An opinion poll of more than 2,000 Britons, commissioned by MHP and conducted by ComRes in May 2019, showed that 78% of people fear that inaccurate health information shared on social media will cause harm. And 82% said that companies such as Facebook, Instagram and Twitter should do more to stop health misinformation from spreading.

Facebook is addressing the issue of misinformation since the 2016 US Presidential Elections, by setting a third-party fact-checking program which it recently extended  to Instagram.

So what can we do about this, what action can we take – because, yes Google and Facebook have a responsibility here, but so do we as social media users. As a society we need to take responsibility too and call out misinformation when we see it.

Think before you share

We scroll through our newsfeeds, generally looking at photos of friends and family and what they’ve been up to, so when you get to a promoted ad or what looks like an article, which may also have been shared by a friend, are we evaluating that information as critically as we would on other news sites? 

If you’re thinking about sharing a story, read as many articles as possible from reliable outlets, so you can verify a story’s accuracy by tracking down the original source. 

Also think about checking the date of the original information being shared – sometimes older articles are re-surfaced on social.

Report it

This function is available on most platforms and while you may have varying degrees of success (depending on the platform), if you believe the content to be inappropriate, report it.  

On Facebook, Instagram and Twitter all you have to do is hit the three dots in the upper right hand corner of a post, and choose ‘report’. Snapchat is the same, and then look for the flag icon in the bottom left hand corner of the post.
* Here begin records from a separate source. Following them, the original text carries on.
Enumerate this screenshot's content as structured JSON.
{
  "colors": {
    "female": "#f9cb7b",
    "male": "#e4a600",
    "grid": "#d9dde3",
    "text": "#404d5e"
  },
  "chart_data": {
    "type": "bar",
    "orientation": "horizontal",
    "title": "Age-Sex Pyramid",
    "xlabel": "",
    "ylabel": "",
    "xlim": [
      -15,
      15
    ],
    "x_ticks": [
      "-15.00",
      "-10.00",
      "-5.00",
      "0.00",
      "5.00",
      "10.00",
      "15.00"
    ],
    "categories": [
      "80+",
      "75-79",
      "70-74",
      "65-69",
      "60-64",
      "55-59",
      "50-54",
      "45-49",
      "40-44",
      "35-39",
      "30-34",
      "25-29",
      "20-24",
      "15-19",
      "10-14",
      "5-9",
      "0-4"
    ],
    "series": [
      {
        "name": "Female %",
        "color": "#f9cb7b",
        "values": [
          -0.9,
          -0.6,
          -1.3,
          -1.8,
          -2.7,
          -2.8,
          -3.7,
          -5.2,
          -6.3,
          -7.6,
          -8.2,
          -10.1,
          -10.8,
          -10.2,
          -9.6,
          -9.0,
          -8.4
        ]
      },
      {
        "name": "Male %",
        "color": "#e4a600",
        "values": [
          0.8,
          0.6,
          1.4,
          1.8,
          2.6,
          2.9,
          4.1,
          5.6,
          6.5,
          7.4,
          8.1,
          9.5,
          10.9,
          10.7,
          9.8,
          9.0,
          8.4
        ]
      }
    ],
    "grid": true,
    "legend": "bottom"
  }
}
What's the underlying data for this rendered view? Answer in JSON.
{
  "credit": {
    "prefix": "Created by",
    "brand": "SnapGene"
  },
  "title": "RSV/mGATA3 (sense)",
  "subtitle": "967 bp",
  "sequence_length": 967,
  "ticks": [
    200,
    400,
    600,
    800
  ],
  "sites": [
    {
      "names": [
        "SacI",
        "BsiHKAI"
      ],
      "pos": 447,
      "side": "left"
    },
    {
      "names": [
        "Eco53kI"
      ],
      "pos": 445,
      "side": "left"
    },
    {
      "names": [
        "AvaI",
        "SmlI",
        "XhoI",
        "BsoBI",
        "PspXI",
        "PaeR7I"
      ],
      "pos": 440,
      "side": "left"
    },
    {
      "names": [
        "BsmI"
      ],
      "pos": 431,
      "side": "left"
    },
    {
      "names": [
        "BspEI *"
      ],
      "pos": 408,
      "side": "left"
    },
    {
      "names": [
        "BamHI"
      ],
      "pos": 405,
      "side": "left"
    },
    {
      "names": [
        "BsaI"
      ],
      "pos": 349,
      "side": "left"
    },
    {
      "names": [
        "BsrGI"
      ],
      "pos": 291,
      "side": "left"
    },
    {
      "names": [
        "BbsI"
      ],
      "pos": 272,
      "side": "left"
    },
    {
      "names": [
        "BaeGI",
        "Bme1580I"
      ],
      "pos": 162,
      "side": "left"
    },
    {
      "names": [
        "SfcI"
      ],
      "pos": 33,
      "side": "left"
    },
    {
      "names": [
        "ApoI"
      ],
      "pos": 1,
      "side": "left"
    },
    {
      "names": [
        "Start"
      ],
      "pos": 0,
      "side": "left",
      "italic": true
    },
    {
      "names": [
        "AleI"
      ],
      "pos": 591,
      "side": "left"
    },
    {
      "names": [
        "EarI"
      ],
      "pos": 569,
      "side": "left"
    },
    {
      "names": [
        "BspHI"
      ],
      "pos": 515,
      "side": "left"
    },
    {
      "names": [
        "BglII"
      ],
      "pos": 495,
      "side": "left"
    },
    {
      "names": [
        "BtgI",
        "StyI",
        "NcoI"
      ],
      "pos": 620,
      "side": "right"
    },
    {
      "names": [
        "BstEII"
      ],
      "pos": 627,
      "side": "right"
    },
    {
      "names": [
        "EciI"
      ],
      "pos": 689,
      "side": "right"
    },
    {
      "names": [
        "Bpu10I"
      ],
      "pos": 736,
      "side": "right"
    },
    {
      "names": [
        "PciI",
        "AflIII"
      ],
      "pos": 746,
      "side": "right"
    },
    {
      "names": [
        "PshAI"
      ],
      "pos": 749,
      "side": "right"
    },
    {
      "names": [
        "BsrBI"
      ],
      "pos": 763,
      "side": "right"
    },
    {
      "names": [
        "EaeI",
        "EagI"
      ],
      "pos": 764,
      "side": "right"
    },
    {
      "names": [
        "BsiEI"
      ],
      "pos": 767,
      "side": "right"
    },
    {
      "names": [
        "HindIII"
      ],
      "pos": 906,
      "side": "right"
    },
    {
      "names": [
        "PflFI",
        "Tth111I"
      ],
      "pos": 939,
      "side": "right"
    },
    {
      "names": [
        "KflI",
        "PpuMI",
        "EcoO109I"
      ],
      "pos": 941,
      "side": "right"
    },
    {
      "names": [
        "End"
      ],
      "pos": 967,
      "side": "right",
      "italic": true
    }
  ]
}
On TikTok, press the  arrow icon and the ‘report’ option will pop up.

Claire Wardle takes the concept to a whole new level with a plan to ‘Crowdsource the fight again misinformation’. Her proposal, outlined in a TED talk, is to create a sort of WIkipedia of facts that integrates to the social media platforms, where facts are verified or misinformation debunked by volunteer editors. 

Brands, too, should play a part in putting pressure on the platforms where they advertise, to ensure they are not unwittingly funding (and putting their brand’s endorsement to) misinformation. It is only when the social media platforms, the brands that fund them, and ordinary people all come together that we can effectively fight the spread of so-called ‘fake news’.